In tal modo è stato assicurato il bipolarismo con alternanza e con adeguata rappresentanza sia della maggioranza sia dell’opposizione, ma le liste bloccate hanno tolto legittimazione democratica alla scelta dei parlamentari, cui è affidata la funzione legislativa. Insomma, se nella prima Repubblica il sistema era squilibrato a vantaggio del legislativo, nella seconda il sistema è squilibrato a vantaggio dell’esecutivo. Per di più le anticipazioni sulla riforma del sistema giudiziario sono nel senso di un ulteriore inaccettabile squilibrio a vantaggio dell’esecutivo ed in danno del giudiziario.

A questo punto viene il difficile, ossia individuare le ricette per porre rimedio alle gravi discrasie riscontrate, riscrivendo anche, se necessario, talune parti della Costituzione; ed in questa ricerca si finisce tutti per guardare a quanto avviene in altri Paesi.

Qualcuno è favorevole al sistema statunitense delle elezioni primarie; qualcun altro è favorevole al ripristino del sistema maggioritario in una delle due versioni (quella anglosassone in secco e quella francese a doppio turno); qualcuno è favorevole al ritorno al sistema proporzionale con quota di sbarramento ; qualcuno è favorevole all’elezione diretta del premier; e così via.
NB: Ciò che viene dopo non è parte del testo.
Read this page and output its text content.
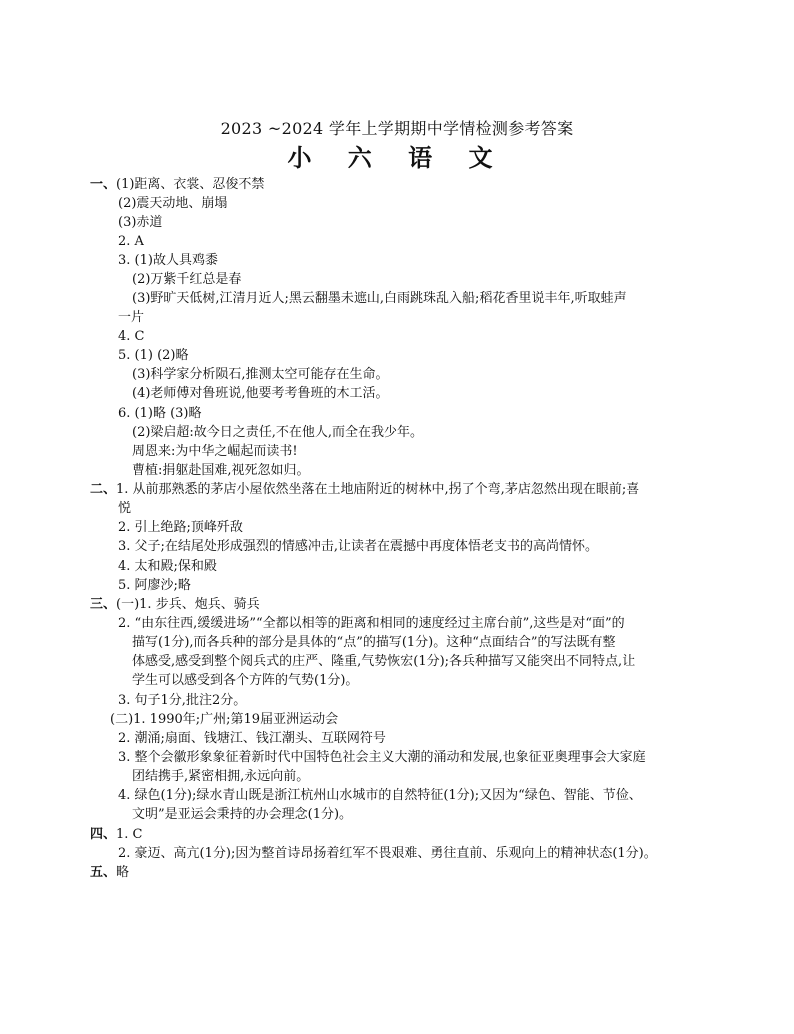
2023 ~2024 学年上学期期中学情检测参考答案
小 六 语 文
一、(1)距离、衣裳、忍俊不禁
(2)震天动地、崩塌
(3)赤道
2. A
3. (1)故人具鸡黍
(2)万紫千红总是春
(3)野旷天低树,江清月近人;黑云翻墨未遮山,白雨跳珠乱入船;稻花香里说丰年,听取蛙声
一片
4. C
5. (1) (2)略
(3)科学家分析陨石,推测太空可能存在生命。
(4)老师傅对鲁班说,他要考考鲁班的木工活。
6. (1)略 (3)略
(2)梁启超:故今日之责任,不在他人,而全在我少年。
周恩来:为中华之崛起而读书!
曹植:捐躯赴国难,视死忽如归。
二、1. 从前那熟悉的茅店小屋依然坐落在土地庙附近的树林中,拐了个弯,茅店忽然出现在眼前;喜
悦
2. 引上绝路;顶峰歼敌
3. 父子;在结尾处形成强烈的情感冲击,让读者在震撼中再度体悟老支书的高尚情怀。
4. 太和殿;保和殿
5. 阿廖沙;略
三、(一)1. 步兵、炮兵、骑兵
2. “由东往西,缓缓进场”“全都以相等的距离和相同的速度经过主席台前”,这些是对“面”的
描写(1分),而各兵种的部分是具体的“点”的描写(1分)。这种“点面结合”的写法既有整
体感受,感受到整个阅兵式的庄严、隆重,气势恢宏(1分);各兵种描写又能突出不同特点,让
学生可以感受到各个方阵的气势(1分)。
3. 句子1分,批注2分。
(二)1. 1990年;广州;第19届亚洲运动会
2. 潮涌;扇面、钱塘江、钱江潮头、互联网符号
3. 整个会徽形象象征着新时代中国特色社会主义大潮的涌动和发展,也象征亚奥理事会大家庭
团结携手,紧密相拥,永远向前。
4. 绿色(1分);绿水青山既是浙江杭州山水城市的自然特征(1分);又因为“绿色、智能、节俭、
文明”是亚运会秉持的办会理念(1分)。
四、1. C
2. 豪迈、高亢(1分);因为整首诗昂扬着红军不畏艰难、勇往直前、乐观向上的精神状态(1分)。
五、略
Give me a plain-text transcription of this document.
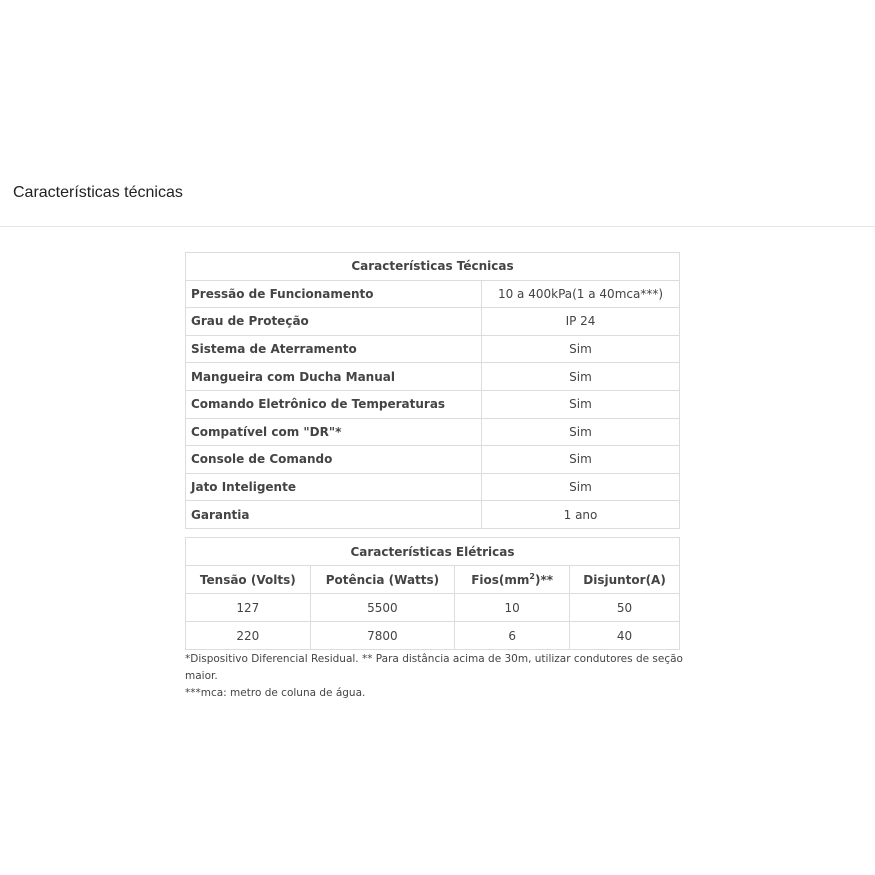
Características técnicas
Características Técnicas	
Pressão de Funcionamento	10 a 400kPa(1 a 40mca***)
Grau de Proteção	IP 24
Sistema de Aterramento	Sim
Mangueira com Ducha Manual	Sim
Comando Eletrônico de Temperaturas	Sim
Compatível com "DR"*	Sim
Console de Comando	Sim
Jato Inteligente	Sim
Garantia	1 ano
Características Elétricas			
Tensão (Volts)	Potência (Watts)	$Fios(mm^2)**$	Disjuntor(A)
127	5500	10	50
220	7800	6	40
*Dispositivo Diferencial Residual. ** Para distância acima de 30m, utilizar condutores de seção maior.
***mca: metro de coluna de água.
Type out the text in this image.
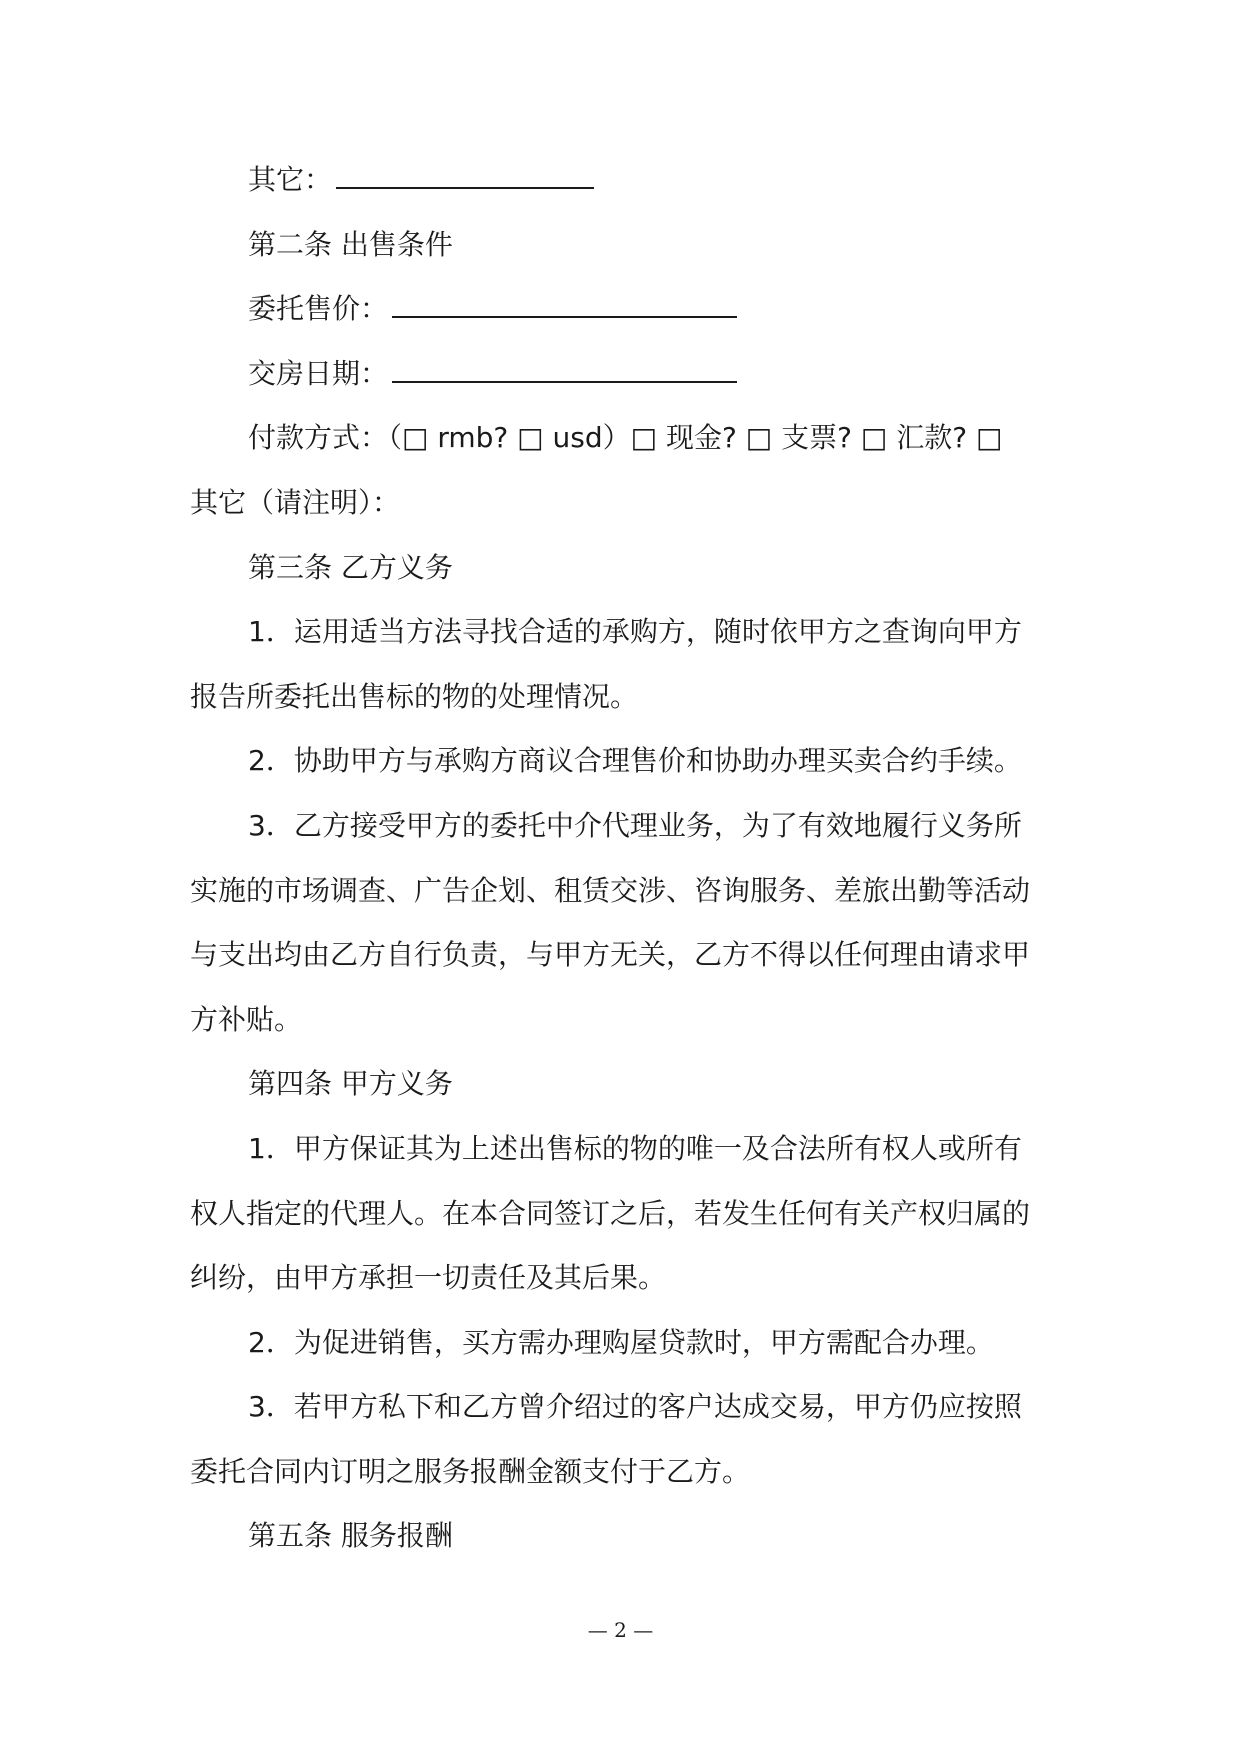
其它：

第二条 出售条件

委托售价：

交房日期：

付款方式：（□ rmb? □ usd）□ 现金? □ 支票? □ 汇款? □

其它（请注明）：

第三条 乙方义务

1．运用适当方法寻找合适的承购方，随时依甲方之查询向甲方

报告所委托出售标的物的处理情况。

2．协助甲方与承购方商议合理售价和协助办理买卖合约手续。

3．乙方接受甲方的委托中介代理业务，为了有效地履行义务所

实施的市场调查、广告企划、租赁交涉、咨询服务、差旅出勤等活动

与支出均由乙方自行负责，与甲方无关，乙方不得以任何理由请求甲

方补贴。

第四条 甲方义务

1．甲方保证其为上述出售标的物的唯一及合法所有权人或所有

权人指定的代理人。在本合同签订之后，若发生任何有关产权归属的

纠纷，由甲方承担一切责任及其后果。

2．为促进销售，买方需办理购屋贷款时，甲方需配合办理。

3．若甲方私下和乙方曾介绍过的客户达成交易，甲方仍应按照

委托合同内订明之服务报酬金额支付于乙方。

第五条 服务报酬

— 2 —
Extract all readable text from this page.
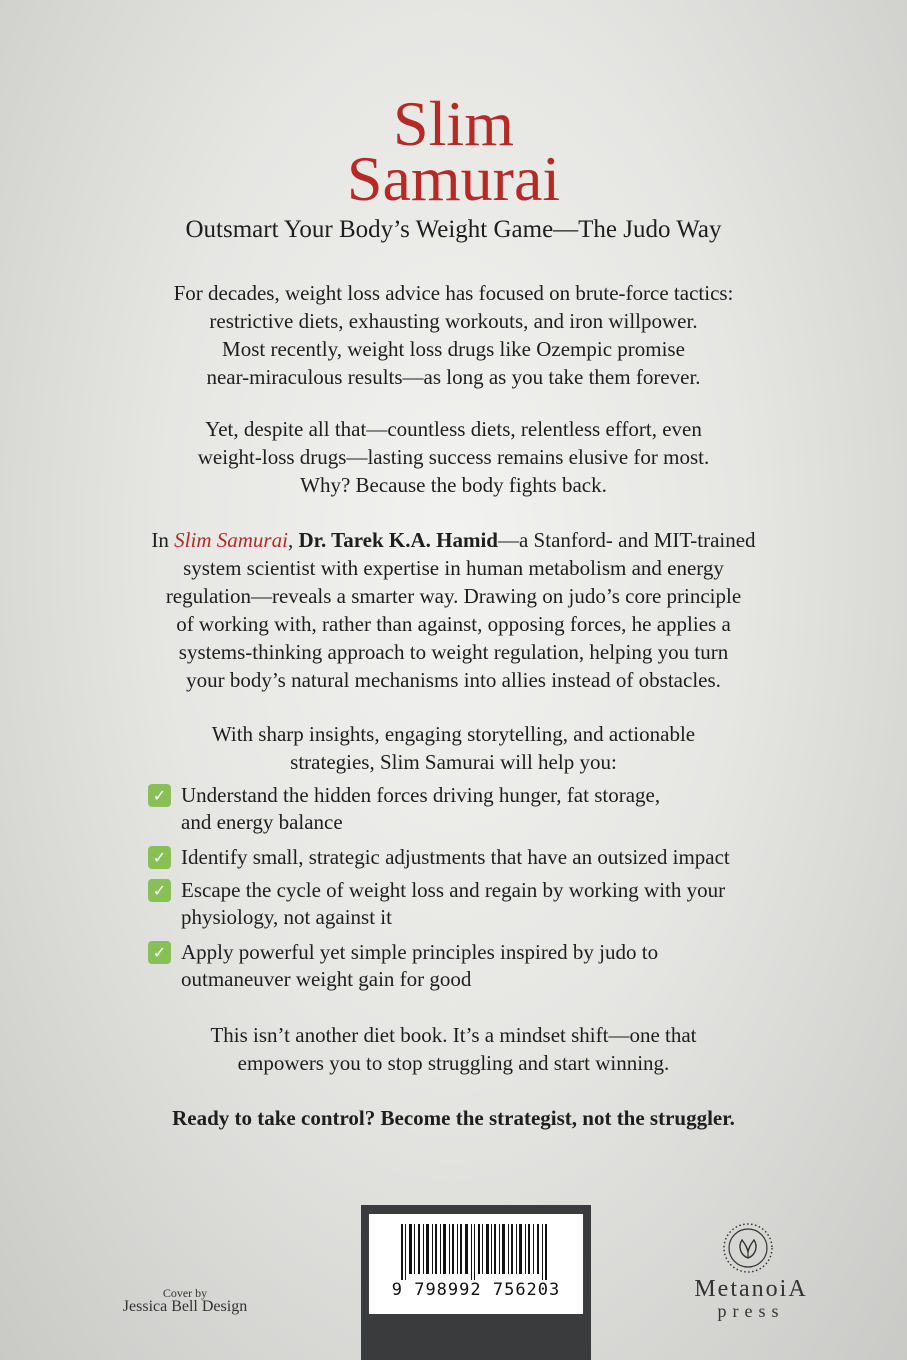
Slim
Samurai
Outsmart Your Body’s Weight Game—The Judo Way
For decades, weight loss advice has focused on brute-force tactics:
restrictive diets, exhausting workouts, and iron willpower.
Most recently, weight loss drugs like Ozempic promise
near-miraculous results—as long as you take them forever.
Yet, despite all that—countless diets, relentless effort, even
weight-loss drugs—lasting success remains elusive for most.
Why? Because the body fights back.
In Slim Samurai, Dr. Tarek K.A. Hamid—a Stanford- and MIT-trained
system scientist with expertise in human metabolism and energy
regulation—reveals a smarter way. Drawing on judo’s core principle
of working with, rather than against, opposing forces, he applies a
systems-thinking approach to weight regulation, helping you turn
your body’s natural mechanisms into allies instead of obstacles.
With sharp insights, engaging storytelling, and actionable
strategies, Slim Samurai will help you:
✓ Understand the hidden forces driving hunger, fat storage,
and energy balance
✓ Identify small, strategic adjustments that have an outsized impact
✓ Escape the cycle of weight loss and regain by working with your
physiology, not against it
✓ Apply powerful yet simple principles inspired by judo to
outmaneuver weight gain for good
This isn’t another diet book. It’s a mindset shift—one that
empowers you to stop struggling and start winning.
Ready to take control? Become the strategist, not the struggler.
9 798992 756203
Cover by
Jessica Bell Design
MetanoiA
press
Insomma, a livello di proposte si registra una certa frammentazione, dovuta anche certamente alla varietà di percorsi possibili.

Resta però nella consapevolezza di tutti che è necessaria una evoluzione del sistema elettorale ed istituzionale, e ciò anche per consentire una modernizzazione del Paese, richiesta dall’attuale contesto europeo ed internazionale. E’ questa la prima emergenza politica nazionale.

Cosa c’azzeccano in tutto questo le nuove elezioni che talune formazioni politiche chiedono a gran voce? Orbene, nulla. Potrebbe essere questa l’unica attuale risposta compiuta e definita del Laboratorio di Ingegneria Istituzionale e Costituzionale della Facoltà di Scienze Politiche dell’Università di Messina: nuove elezioni senza una significativa riforma elettorale ed istituzionale appaiono inutili nel senso che i problemi fondamentali del Paese non verrebbero in tal modo affrontati.